Source: Wall Street Journal
By: Ken Parks
04.08.2013
BUENOS AIRES--Argentina's benchmark bonds and stocks rallied Monday, thanks to gains on Wall Street and improved investment sentiment in Buenos Aires.
Adrian Mayoral, a trader at a brokerage carrying his family's name, said some investors have been tempted back into the market ahead of a mid-April deadline in a high-profile court case pitting the Argentine government against creditors.
"For now the market has some breathing room and some securities have recovered to previous highs," Mr. Mayoral said.
A U.S. federal appeals court has given litigating creditors until April 22 to respond to a proposal by the Argentine government to swap their holdings of defaulted bonds for new bonds at a steep discount.
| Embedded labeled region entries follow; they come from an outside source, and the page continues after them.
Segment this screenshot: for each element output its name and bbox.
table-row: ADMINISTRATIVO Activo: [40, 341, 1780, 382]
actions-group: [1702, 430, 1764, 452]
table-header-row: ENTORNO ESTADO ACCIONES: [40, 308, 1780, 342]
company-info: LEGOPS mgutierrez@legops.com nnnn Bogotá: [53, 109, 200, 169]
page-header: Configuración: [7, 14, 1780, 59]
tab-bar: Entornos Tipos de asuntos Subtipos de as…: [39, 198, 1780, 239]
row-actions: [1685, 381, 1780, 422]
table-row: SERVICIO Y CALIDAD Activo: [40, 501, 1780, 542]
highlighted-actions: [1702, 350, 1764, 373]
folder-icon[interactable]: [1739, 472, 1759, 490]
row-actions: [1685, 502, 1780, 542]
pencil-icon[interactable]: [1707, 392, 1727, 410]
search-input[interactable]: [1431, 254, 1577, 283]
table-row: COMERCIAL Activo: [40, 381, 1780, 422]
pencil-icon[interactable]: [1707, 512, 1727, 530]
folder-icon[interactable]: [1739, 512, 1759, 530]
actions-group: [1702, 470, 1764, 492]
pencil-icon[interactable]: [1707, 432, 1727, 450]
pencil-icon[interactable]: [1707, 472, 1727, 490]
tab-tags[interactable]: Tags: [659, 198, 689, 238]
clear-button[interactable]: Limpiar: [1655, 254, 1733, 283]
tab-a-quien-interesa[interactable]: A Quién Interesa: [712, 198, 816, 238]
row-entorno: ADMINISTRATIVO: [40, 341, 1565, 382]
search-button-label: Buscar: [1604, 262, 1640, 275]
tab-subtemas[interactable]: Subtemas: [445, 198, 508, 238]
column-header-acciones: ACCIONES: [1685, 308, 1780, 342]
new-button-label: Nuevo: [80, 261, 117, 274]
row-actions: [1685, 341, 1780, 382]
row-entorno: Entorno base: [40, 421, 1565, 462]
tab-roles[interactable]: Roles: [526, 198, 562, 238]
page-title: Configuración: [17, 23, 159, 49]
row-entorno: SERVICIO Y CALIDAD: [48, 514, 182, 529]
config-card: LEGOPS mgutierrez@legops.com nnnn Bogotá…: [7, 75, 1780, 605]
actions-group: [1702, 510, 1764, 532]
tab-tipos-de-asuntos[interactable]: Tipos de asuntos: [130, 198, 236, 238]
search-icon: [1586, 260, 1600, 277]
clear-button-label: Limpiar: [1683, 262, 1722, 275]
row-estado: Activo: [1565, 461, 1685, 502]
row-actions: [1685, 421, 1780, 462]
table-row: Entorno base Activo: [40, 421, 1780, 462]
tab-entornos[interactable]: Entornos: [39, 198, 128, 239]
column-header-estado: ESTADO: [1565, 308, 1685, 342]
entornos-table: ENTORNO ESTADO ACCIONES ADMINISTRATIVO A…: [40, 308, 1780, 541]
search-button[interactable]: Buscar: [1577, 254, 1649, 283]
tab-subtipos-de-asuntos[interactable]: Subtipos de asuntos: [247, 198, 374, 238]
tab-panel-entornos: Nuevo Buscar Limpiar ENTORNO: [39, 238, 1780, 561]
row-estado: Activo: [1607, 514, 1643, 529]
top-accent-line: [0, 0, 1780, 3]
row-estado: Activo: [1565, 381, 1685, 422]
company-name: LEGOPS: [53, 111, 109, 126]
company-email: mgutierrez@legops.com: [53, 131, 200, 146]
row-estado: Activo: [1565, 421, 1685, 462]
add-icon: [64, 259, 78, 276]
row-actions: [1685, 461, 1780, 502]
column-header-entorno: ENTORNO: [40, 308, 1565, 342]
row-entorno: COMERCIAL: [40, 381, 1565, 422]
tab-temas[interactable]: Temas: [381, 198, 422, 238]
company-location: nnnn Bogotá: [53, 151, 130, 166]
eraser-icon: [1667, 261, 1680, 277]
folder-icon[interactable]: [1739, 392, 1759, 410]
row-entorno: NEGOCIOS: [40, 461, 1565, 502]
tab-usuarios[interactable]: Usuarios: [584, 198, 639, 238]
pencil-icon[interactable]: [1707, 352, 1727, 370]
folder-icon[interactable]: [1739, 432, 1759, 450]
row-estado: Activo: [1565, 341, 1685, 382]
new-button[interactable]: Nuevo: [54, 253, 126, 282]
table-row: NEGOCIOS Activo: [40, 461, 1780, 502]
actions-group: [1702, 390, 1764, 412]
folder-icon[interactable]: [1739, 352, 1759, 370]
The so called holdout creditors are trying to collect on about $1.33 billion in judicial awards.
The court is widely expected to issue its ruling on the payment plan during the second quarter. An adverse ruling could put Argentina in the position of either refusing to pay holdouts and defaulting on its current bonds issued under New York law, or paying holdouts with the risk that investors who participated in the debt swaps also sue the government for similar treatment.
Turnover on the local fixed-income market was 1.1 billion pesos ($223 million), accounting for about 85% of the total volume of securities traded on the Buenos Aires Stock Exchange during the session.
Among bonds issued under New York law, the Global 2017 closed 0.7% higher at ARS689.00, while the dollar-denominated 2033 Discount bond rose almost 1% to ARS684.50.
Among domestic-law bonds, the Bonar 2017 rose 0.9% to ARS732.50, and the Boden 2015 closed 0.7% higher at ARS753.95.
Argentina's Merval index of leading shares rose 2% to close at 3379.39 on volume of ARS50.3 million.
Banking concern Grupo Financiero Galicia SA (GGAL, GGAL.BA) rose 4.7% to ARS4.86, phone company Telecom Argentina SA (TEO, TECO2.BA) rose 4.3% to ARS25.30, and steel-tube maker Tenaris SA (TS, TS.BA) closed 1.5% higher at ARS171.50.
State-run YPF SA (YPF, YPFD.BA) closed 1.7% lower at ARS116.50 on heavy volume after the company said it will have to import more fuel after a fire that damaged its largest refinery.
The Argentine peso firmed to close at ARS5.1330 to the U.S. dollar on the regulated MAE foreign-exchange wholesale market, compared with ARS5.1340 at Friday's close.
The government strictly rations the sale of foreign currencies such as the dollar to businesses and individuals to protect the central bank's international reserves from capital flight.
The central bank also intervenes in the exchange market on an almost daily basis as it tries to buy dollars to build its reserves, while gradually weakening the peso to help exporters.
Strict capital controls that limit the amount of foreign currency Argentines can legally purchase have led some people to seek dollars through informal channels.
On the black market, the peso strengthened to about ARS8.33 against the dollar Monday, from around ARS8.40 in the previous session, according to the newspaper El Cronista, which publishes an average of rates collected from black-market traders.